Wer in etwas abgelegenen Schwarzwalddörfern lebt, sieht sich oft dem Vorurteil ausgesetzt, hinterwäldlerisch zu sein. Das ist natürlich Quatsch. Trotzdem gibt es immer wieder Geschichten, die derlei Vorurteile füttern. Als eine solche könnte man die acht Jahre Amtszeit von Katrin Buhrke in Forbach auch bezeichnen. Sie ist mit ihrem phänomenalen Wahlsieg am 16. März 2014 zur ersten Rathauschefin des Landkreises Rastatt auch in dessen Geschichte eingegangen. Aber schon die ersten Kapitel, die sie als Bürgermeisterin von Forbach zu schreiben hatte, waren von negativen Begleitumständen durchzogen. Dass sie Amtsinhaber Kuno Kußmann krachend aus dem Rathaus vertrieb, gönnten ihr viele nicht. Im Dorf machten schnell die abstrusesten Gerüchte um die attraktive Rechtsanwältin aus Heidelberg die Runde. Auch im Gemeinderat, insbesondere aus den Reihen von CDU und Freien Wählern, gab es von Anfang an Gegenwind. Das schwierige kommunalpolitische Umfeld konnte Buhrke in ihrer Amtszeit nie vollends auf ihre Seite ziehen.

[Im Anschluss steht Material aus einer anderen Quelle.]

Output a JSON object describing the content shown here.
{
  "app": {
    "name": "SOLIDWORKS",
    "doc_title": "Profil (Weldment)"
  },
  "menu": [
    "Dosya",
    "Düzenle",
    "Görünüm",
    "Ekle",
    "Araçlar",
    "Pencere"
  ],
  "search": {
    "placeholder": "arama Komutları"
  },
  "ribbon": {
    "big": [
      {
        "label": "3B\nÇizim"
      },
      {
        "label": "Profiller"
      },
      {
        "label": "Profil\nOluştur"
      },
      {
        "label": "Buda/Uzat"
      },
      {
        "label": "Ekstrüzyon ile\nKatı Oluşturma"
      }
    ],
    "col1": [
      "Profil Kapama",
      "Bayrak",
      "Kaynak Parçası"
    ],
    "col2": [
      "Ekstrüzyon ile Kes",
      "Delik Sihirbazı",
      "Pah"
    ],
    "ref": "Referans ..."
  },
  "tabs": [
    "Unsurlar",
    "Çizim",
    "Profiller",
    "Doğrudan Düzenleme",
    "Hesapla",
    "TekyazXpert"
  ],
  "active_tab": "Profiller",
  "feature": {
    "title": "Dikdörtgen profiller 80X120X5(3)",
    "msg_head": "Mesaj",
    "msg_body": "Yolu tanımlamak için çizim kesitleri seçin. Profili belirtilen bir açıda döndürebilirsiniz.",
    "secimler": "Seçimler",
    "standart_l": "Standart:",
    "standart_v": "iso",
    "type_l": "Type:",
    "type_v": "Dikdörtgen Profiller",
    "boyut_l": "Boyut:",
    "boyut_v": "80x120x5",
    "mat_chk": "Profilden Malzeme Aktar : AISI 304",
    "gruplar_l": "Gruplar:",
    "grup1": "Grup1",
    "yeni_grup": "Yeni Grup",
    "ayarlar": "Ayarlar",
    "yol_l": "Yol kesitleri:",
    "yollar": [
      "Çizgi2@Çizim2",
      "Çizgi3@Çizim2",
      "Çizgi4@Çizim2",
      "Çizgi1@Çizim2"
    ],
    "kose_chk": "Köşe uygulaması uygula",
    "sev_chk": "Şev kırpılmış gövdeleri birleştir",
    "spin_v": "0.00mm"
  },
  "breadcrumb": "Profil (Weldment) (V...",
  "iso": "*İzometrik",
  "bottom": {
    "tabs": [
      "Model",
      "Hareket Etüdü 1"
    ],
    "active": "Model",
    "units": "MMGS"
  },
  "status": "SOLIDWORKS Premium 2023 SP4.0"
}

Das mag auch an den finanziellen Rahmenbedingungen gelegen haben, die in Forbach kaum Gestaltungsspielraum lassen für Akzente jenseits der Pflichtaufgaben. Ganz unschuldig ist die Juristin daran aber nicht. Ihr fehlt das Politiker-Gen, das gewisse Streben nach Aufmerksamkeit für das, was man tut. Öffentlichkeitsarbeit aber ist im Forbacher Rathaus unter Buhrke quasi ein Fremdwort. Das hat ihr geschadet. Und auch jetzt, da der Abschied feststeht, bleibt eine Erklärung zunächst aus. Die Bürger haben aber ein Recht darauf. Das letzte Kapitel ihrer Amtszeit müsste eine schonungslose Analyse sein, in der Buhrke unter anderem klar benennt, warum sie nicht weiter macht – auch wenn das manchem wehtun könnte.